[Haskell-beginners] Fwd: Averaging a string of numbers

[Ben Kolera]

There is some magic here that I'm not quite groking. Sorry for my
slowness; but I seem to be missing a step:

This is how I'd expect liftA2 to work ( and is why I didn't use lift
in my initial response ):

*Main Control.Applicative Data.Monoid> liftA2 max Nothing (Just 1)
Nothing

I expected all the magic to be the applicative class instance that was
generated for Maximum by the GeneralizedNewtypeDeriving extension, but
why do these not work?

*Main Control.Applicative Data.Monoid> liftA2 max (Maximum Nothing)
(Maximum (Just 1))
Maximum {getMaximum = Nothing}
*Main Control.Applicative Data.Monoid> mempty `mappend` (Maximum (Just
1)) `mappend` (Maximum (Just 2) )
Maximum {getMaximum = Nothing}

When this obviously works just fine?

*Main Control.Applicative Data.Monoid> main
Stats {ct = Sum {getSum = 0}, sm = Sum {getSum = 0.0}, mn = Minimum
{getMinimum = Nothing}, mx = Maximum {getMaximum = Nothing}}
Stats {ct = Sum {getSum = 1}, sm = Sum {getSum = 1.0}, mn = Minimum
{getMinimum = Just 1.0}, mx = Maximum {getMaximum = Just 1.0}}
Stats {ct = Sum {getSum = 1}, sm = Sum {getSum = 2.0}, mn = Minimum
{getMinimum = Just 2.0}, mx = Maximum {getMaximum = Just 2.0}}
Stats {ct = Sum {getSum = 2}, sm = Sum {getSum = 3.0}, mn = Minimum
{getMinimum = Just 1.0}, mx = Maximum {getMaximum = Just 2.0}}


Sorry if I am missing something obvious and this question is really silly!

On Mon, Dec 12, 2011 at 5:18 PM, Dean Herington & Elizabeth Lacey
<heringtonlacey at mindspring.com> wrote:
> At 8:21 AM +1000 12/12/11, Ben Kolera wrote:
>>
>> That is just because you are calling min and max against the Maybe
>> rather than on the values inside of your maybes.
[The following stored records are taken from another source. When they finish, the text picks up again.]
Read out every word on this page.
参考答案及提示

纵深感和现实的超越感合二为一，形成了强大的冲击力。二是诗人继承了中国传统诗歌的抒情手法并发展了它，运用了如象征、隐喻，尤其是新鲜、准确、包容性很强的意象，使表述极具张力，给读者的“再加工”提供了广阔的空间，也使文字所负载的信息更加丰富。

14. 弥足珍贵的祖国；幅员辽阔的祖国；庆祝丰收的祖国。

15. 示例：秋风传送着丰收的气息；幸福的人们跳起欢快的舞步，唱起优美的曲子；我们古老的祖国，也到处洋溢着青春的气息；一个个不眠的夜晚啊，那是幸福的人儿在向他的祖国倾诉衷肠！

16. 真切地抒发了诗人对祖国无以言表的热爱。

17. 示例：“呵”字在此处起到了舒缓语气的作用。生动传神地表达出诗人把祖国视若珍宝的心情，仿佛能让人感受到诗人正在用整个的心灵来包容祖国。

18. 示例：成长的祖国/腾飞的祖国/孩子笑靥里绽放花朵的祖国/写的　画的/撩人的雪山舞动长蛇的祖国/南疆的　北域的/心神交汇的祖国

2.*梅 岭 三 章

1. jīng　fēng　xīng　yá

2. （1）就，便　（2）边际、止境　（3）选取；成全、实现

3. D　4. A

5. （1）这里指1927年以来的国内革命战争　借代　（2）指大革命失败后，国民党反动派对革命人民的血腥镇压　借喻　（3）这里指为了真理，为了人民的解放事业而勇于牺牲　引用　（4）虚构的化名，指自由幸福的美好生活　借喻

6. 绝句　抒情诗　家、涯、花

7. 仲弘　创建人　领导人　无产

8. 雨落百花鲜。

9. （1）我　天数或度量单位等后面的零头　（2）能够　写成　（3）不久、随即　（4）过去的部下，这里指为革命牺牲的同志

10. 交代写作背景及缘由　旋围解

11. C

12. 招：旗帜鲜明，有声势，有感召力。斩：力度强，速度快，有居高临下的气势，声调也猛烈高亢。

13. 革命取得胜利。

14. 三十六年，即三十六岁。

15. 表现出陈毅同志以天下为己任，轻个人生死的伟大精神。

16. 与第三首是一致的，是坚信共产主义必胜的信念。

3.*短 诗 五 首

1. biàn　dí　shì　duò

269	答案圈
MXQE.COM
Max is working
>> because there is an instance of Ord for Maybe and
>>
>> Nothing > Just n > Just ( n + 1 )
>
>
> You have the right idea, but replace `>` above by `<`.
>
>
>>
>> This is certainly not the most elegant solution ( I am a beginner, too
>> ) but here is what I would do:
>>
>> instance Monoid Stats where
>>  mempty  = Stats 0 Nothing Nothing 0
>>  mappend (Stats sm1 mn1 mx1 len1) (Stats sm2 mn2 mx2 len2) =
>>   Stats
>>   (sm1 + sm2)
>>   (chooseMaybe min mn1 mn2)
>>   (chooseMaybe max mx1 mx2)
>>   (len1 + len2)
>>
>> chooseMaybe _ Nothing Nothing   = Nothing
>> chooseMaybe _ (Just a) Nothing  = Just a
>> chooseMaybe _ Nothing  (Just b) = Just b
>> chooseMaybe f (Just a) (Just b) = Just $ f a b
>>
>>
>> Hopefully this quick answer can get you on your way to solving your
>> problem and we can both learn a better way of doing it when someone
>> optimises my solution. ;)
>
>
> You've got the principle just right.  Here's a way to cast it that makes it
> apparent that `Stats` is a monoid in a "componentwise" fashion.
>
>
> {-# LANGUAGE GeneralizedNewtypeDeriving #-}
>
> import Data.Monoid
> import Control.Applicative
>
>
> -- | Monoid under minimum.
> newtype Minimum a = Minimum { getMinimum :: Maybe a }
>    deriving (Eq, Ord, Functor, Applicative, Read, Show)
>
> instance Ord a => Monoid (Minimum a) where
>    mempty  = Minimum Nothing
>    mappend = liftA2 min
>
> -- | Monoid under maximum.
> newtype Maximum a = Maximum { getMaximum :: Maybe a }
>    deriving (Eq, Ord, Functor, Applicative, Read, Show)
>
> instance Ord a => Monoid (Maximum a) where
>    mempty  = Maximum Nothing
>    mappend = liftA2 max
>
> data Stats = Stats {
>      ct :: Sum Int,
>      sm :: Sum Double,
>      mn :: Minimum Double,
>      mx :: Maximum Double }
>    deriving (Eq, Show, Read)
>
> instance Monoid Stats where
>    mempty = Stats mempty mempty mempty mempty
>    mappend (Stats ct1 sm1 mn1 mx1) (Stats ct2 sm2 mn2 mx2) =
>        Stats (ct1 `mappend` ct2)
>              (sm1 `mappend` sm2)
>              (mn1 `mappend` mn2)
>              (mx1 `mappend` mx2)
>
>
> mkStats v = Stats (Sum 1) (Sum v) (Minimum (Just v)) (Maximum (Just v))
>
> st0, st1, st2, st3 :: Stats
>
> st0 = mempty
> st1 = mkStats 1
> st2 = mkStats 2
> st3 = st1 `mappend` st2
>
> main = mapM_ print [st0, st1, st2, st3]